Die Darstellung hat im Vergleich zum Vorgänger nochmal einen Sprung gemacht. Man greift in einer hübschen Rennzentrale über Monitore auf E-Mails, Nachrichten, Autoeinstellungen etc. zu. Im Auto hat man nun den (durch Halo geteilten) Monitor um auf der Strecke wie gewohnt seinen Wagen anzupassen. Während der Interviews spaziert man durch den Parc Ferme oder das Fahrerlager. Was den Teil betrifft, bleibt kein Wunsch offen.

 

Der Multiplayer musste im vergangenen Jahr einiges an Kritik einstecken.
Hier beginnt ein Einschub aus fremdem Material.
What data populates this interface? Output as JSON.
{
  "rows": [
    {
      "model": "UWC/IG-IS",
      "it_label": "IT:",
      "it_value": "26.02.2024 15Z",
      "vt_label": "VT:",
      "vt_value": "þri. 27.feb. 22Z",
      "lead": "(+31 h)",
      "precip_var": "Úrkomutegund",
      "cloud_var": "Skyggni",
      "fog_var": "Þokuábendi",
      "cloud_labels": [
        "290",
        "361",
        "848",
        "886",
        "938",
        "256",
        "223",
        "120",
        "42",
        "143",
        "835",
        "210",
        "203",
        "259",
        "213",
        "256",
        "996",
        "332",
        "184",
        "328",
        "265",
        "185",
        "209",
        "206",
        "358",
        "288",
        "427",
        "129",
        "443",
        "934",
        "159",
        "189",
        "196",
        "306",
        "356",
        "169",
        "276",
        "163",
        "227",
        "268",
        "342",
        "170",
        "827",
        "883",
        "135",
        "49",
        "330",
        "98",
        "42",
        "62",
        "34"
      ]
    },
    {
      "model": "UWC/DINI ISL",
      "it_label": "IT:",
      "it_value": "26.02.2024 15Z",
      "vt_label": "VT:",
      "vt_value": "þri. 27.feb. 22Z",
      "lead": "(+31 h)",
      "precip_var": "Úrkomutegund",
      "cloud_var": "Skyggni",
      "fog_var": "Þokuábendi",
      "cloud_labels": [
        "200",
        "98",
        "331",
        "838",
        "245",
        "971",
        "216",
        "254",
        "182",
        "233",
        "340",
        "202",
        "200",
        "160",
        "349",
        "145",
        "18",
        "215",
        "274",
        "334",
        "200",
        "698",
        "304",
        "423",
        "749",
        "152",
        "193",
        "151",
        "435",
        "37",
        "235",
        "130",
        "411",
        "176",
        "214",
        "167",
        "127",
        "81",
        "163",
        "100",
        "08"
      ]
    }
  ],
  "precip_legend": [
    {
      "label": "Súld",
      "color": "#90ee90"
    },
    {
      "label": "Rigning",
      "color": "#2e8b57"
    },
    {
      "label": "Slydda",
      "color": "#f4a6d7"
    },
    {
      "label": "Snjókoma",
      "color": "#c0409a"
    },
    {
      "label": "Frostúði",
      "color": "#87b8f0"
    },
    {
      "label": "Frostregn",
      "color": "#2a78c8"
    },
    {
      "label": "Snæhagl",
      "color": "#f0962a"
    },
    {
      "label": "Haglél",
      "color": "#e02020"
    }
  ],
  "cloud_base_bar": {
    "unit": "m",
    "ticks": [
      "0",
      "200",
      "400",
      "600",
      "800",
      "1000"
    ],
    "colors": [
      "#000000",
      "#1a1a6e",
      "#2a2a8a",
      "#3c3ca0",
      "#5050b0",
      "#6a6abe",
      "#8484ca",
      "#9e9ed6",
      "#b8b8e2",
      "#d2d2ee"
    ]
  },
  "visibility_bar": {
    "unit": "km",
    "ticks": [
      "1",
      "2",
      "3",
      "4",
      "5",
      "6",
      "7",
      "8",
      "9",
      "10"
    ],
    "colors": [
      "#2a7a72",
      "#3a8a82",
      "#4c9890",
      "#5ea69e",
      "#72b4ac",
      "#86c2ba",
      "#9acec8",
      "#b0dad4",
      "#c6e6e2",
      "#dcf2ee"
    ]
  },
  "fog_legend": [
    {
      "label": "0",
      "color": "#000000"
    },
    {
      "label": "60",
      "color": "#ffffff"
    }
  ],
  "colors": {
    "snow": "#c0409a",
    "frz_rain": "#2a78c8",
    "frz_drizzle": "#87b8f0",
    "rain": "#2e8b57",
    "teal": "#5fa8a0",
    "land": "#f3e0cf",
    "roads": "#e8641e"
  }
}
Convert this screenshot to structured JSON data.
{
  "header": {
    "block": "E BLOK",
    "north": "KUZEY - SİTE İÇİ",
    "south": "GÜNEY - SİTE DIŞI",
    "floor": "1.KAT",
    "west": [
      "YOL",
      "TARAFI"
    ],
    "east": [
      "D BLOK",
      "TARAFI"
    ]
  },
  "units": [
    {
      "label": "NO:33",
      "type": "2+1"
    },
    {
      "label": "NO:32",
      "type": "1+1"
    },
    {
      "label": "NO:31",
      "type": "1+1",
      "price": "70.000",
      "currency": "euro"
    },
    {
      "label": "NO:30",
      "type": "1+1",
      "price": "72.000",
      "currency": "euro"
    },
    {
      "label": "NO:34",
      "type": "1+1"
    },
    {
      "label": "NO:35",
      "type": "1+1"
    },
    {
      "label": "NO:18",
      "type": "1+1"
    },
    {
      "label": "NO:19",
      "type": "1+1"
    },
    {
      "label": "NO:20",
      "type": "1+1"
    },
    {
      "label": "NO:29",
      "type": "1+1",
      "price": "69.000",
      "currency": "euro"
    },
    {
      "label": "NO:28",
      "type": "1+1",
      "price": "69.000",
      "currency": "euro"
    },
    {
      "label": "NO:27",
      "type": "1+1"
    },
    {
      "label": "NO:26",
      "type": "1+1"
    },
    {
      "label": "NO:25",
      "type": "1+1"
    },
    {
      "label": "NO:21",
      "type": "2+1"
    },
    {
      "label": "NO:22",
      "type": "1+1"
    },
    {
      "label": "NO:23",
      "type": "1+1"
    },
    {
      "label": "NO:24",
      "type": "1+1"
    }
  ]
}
Die Lobbys waren verbuggt, das Safety Car funktioniert nicht, so ganz E-Sports ready schien das Spiel noch nicht zu sein. Das scheint man dieses Jahr in den Griff gekriegt zu haben: Bisher liefen die Lobbys einwandfrei, die Wagen laggen nicht durch die Gegend und Bernd Mayländer kann seinen Job vernünftig ausführen. 1+ mit Sternchen.

 

Mein Fazit: 2017 wurde von Spielern und Medien als das bisher beste Spiel der Reihe gehandelt, 2018 setzt dem ganzen nochmal die Krone auf, indem es das ohnehin perfekte Spiel nochmal mit von Fans verlangten Features ausstattet, die Darstellung weiter verschönert und die Bugs ausmerzt. Das Feeling des realen F1-Fahrers ist nun voll da. Sowohl Amateuren als auch Experten kann ich F1 2018 nur ans Herz legen.